I\'ve been pondering over this question for a while now...
On the one hand, Interface Builder offers a really easy way to design the interface and wire the elements
It depends on your preference.
I prefer to write it in code.
IB is great for prototyping and browsing object capabilities and appearances (I am not a graphic designer), though I think it is easiest to just write it in code once the prototype exists if you have any intention of maintaining or reusing it.
My recommendation: Write highly reusable and stable code libraries, and use IB primarily for prototyping and one-offs.
Responses:
Sbrocket: I'm curious as to why you assert that circular references are more likely to occur as a result of using NIBs.
Hi Sbrocket: I'll start by saying I've used Interface Builder since the Project Builder days (Xcode's predecessor).
Lack of reliable structured ownership, identity, and initialization. I don't want ivars to be IB connections because it makes many classes difficult to use beyond 'the current context', In other words, it ties the code to the resource (more often than ideally). Since you can't define initialization order or define initializers or additional initialization arguments in IB, you must then make the objects know about each other, creating circular dependencies and references.
Sbrocket: or why lazy initialization (assuming that's in fact what you're referring to) is so scary when its relatively easy (or in fact automatic in many cases) to ensure that the object is initialized and connected.
Re: scary I was not talking about lazy initialization. I was talking about deferred and ambiguous initialization order.
Nib initialization is semi-ordered. The actual order/process may vary, and this cannot be used reliably within reusable introspective programs... again, you'd end up writing too much code which is fragile, impossible to reuse, can never be assured to behave predictably, and must always validate state (yet another entry for circular dependence). If it is not a one-off implementation, why bother with the complications?
This approach to programming is chaotic and the implementations must (in turn) be prepared to handle anything at anytime. It is one thing to guard yourself from crashes, but to write defensive, production level code in this context... no way.

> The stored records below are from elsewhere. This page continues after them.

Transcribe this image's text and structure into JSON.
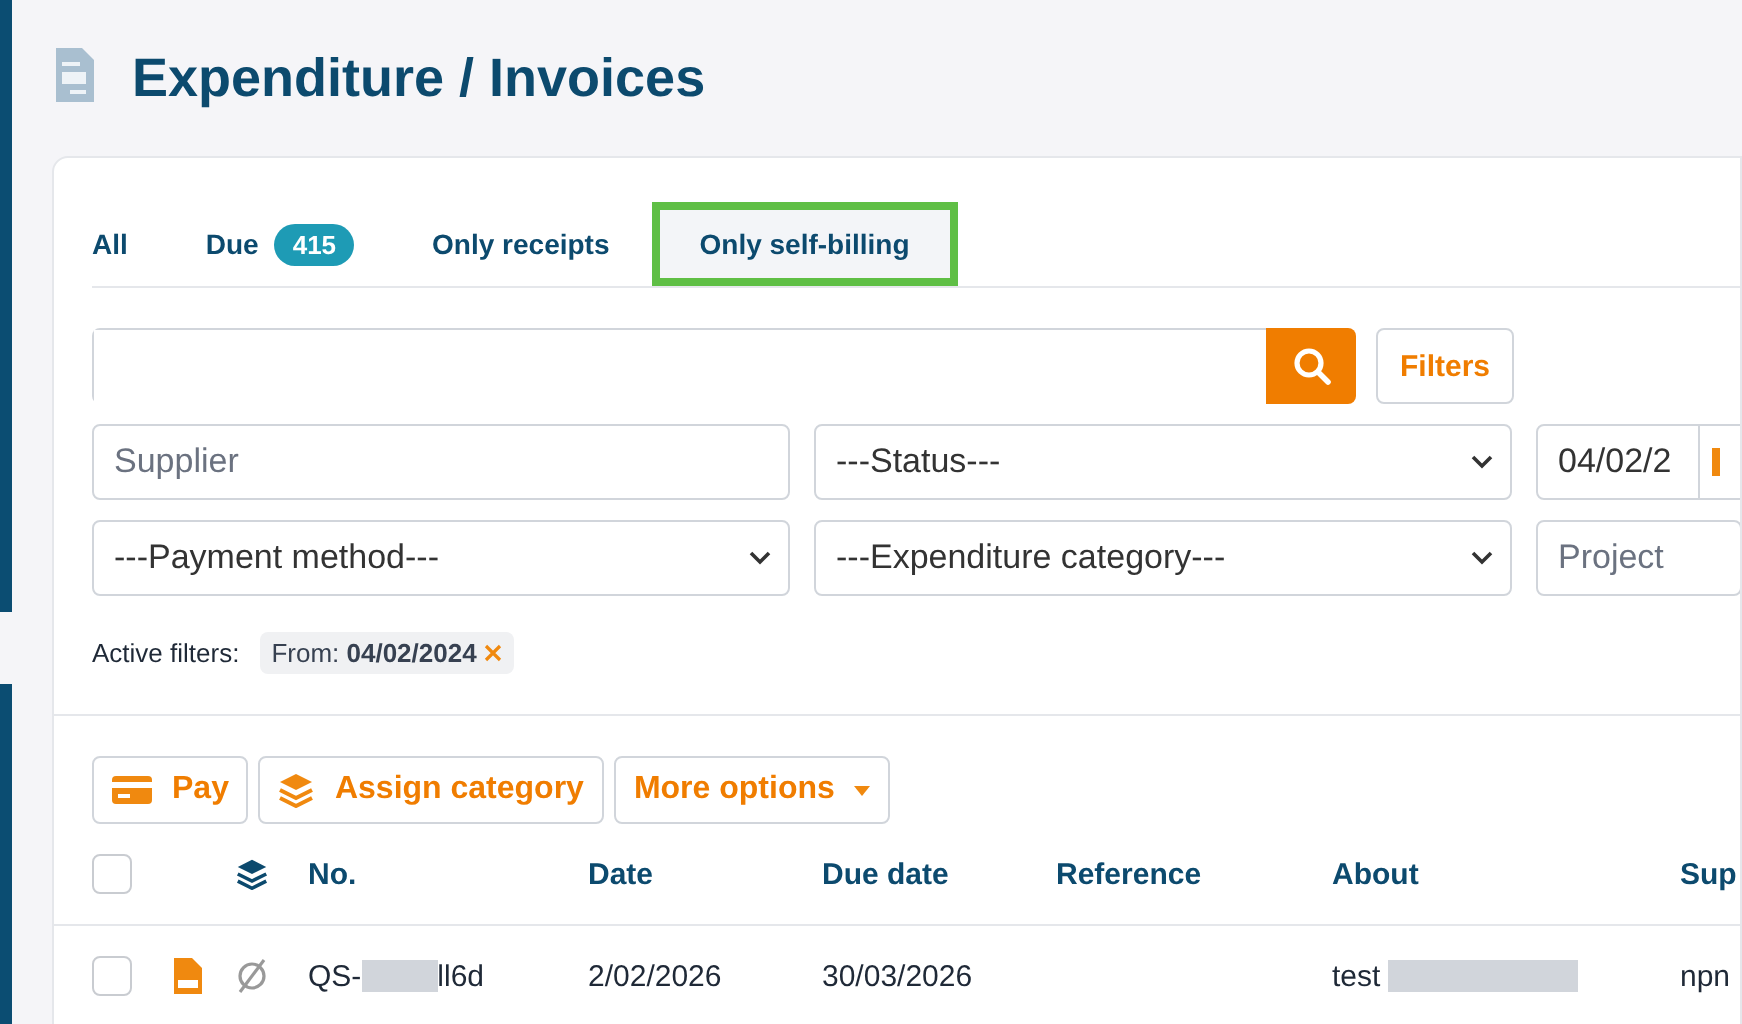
{
  "page_title": "Expenditure / Invoices",
  "tabs": [
    {
      "label": "All",
      "selected": false
    },
    {
      "label": "Due",
      "badge": "415",
      "selected": false
    },
    {
      "label": "Only receipts",
      "selected": false
    },
    {
      "label": "Only self-billing",
      "selected": true
    }
  ],
  "search": {
    "button": "Filters"
  },
  "filters": [
    {
      "kind": "input",
      "placeholder": "Supplier"
    },
    {
      "kind": "select",
      "value": "---Status---"
    },
    {
      "kind": "date",
      "value": "04/02/2"
    },
    {
      "kind": "select",
      "value": "---Payment method---"
    },
    {
      "kind": "select",
      "value": "---Expenditure category---"
    },
    {
      "kind": "input",
      "placeholder": "Project"
    }
  ],
  "active_filters": {
    "label": "Active filters:",
    "chips": [
      {
        "key": "From:",
        "value": "04/02/2024"
      }
    ]
  },
  "actions": [
    {
      "kind": "pay",
      "label": "Pay"
    },
    {
      "kind": "category",
      "label": "Assign category"
    },
    {
      "kind": "dropdown",
      "label": "More options"
    }
  ],
  "table": {
    "select_all_checked": false,
    "columns": [
      "No.",
      "Date",
      "Due date",
      "Reference",
      "About",
      "Sup"
    ],
    "rows": [
      {
        "checked": false,
        "no_start": "QS-",
        "no_end": "ll6d",
        "date": "2/02/2026",
        "due_date": "30/03/2026",
        "about": "test",
        "supplier": "npn"
      }
    ]
  }
}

It is far easier to write a consistent program which initialization determines the validity in context, which the implementations can then know (if initialized) that the object is generally prepared to be used. Special-case complexity is minimized. Many such designs fall apart as program complexity increases, while library writers add layers upon layers of 'protective measures' just to keep gears moving - threading is a great entry for such heisenbugs. Unnecessary ambiguities are unwelcome in reusable production level code; humans shouldn't have to cross reference all of a program's special cases, and the complexities concerning defined behavior and special cases only spread or are ignored (assuming they are properly tracked and documented, which is more combined effort than writing it properly from the start). I think we can all agree that onerous interfaces and implementations should be avoided.

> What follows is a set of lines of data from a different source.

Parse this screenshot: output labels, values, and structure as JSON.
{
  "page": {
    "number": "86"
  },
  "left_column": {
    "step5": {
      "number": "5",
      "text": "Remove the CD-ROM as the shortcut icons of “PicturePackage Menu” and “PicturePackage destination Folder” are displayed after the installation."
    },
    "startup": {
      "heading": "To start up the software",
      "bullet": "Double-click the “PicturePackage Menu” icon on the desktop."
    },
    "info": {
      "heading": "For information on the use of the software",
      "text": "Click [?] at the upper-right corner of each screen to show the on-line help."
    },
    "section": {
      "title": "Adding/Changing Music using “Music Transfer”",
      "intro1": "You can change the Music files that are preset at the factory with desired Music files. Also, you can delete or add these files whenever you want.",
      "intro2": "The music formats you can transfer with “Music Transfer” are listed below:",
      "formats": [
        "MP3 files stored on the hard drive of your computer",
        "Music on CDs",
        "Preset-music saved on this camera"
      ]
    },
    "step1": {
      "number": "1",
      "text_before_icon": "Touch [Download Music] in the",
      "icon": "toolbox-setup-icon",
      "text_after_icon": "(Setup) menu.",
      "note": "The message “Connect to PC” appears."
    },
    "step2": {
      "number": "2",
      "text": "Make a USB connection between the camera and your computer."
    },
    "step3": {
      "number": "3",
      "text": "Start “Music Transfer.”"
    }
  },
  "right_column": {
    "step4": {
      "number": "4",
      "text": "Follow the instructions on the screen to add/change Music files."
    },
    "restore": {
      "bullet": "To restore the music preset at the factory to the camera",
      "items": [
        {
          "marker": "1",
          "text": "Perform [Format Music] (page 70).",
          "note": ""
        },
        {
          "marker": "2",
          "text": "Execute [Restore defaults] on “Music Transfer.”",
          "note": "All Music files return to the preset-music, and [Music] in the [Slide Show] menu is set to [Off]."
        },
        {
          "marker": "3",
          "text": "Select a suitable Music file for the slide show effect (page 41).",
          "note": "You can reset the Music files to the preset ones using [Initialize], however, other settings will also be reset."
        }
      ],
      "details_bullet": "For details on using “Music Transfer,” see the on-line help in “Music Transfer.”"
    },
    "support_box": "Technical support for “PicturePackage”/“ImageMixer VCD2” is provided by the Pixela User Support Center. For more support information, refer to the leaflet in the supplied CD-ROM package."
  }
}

Sbrocket: I'd also be interested to see some hard numbers that show that NIB loading is slower - of course, it would seem to make sense at first thought, but we're always such bad predictors of performance bottlenecks without some hard testing.
I never said (explicitly) that it was slower :)

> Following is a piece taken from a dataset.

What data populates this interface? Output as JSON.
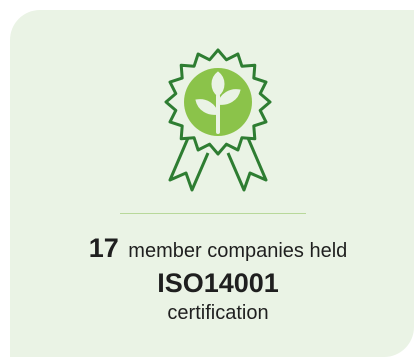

Ok, in seriousness, NIB unarchiving was (for me) a surprisingly slow process, though our ideas of slow and unarchiving times can vary dramatically.
Example: I had a document based app, and the nib loading was several times slower than the document loading, when document sizes were several times the nib size. Moving the implementation to code made the process much faster. Once it was on code and I had control of initialization order, I removed multiple multithreading complexities (checkpoints, locks, race condition entries, etc), which made document loading even faster.
Now that you have an explicit answer, I'll remind you that you have all the tools you need to measure performance.
Remember that performance analysis and enhancements are learned.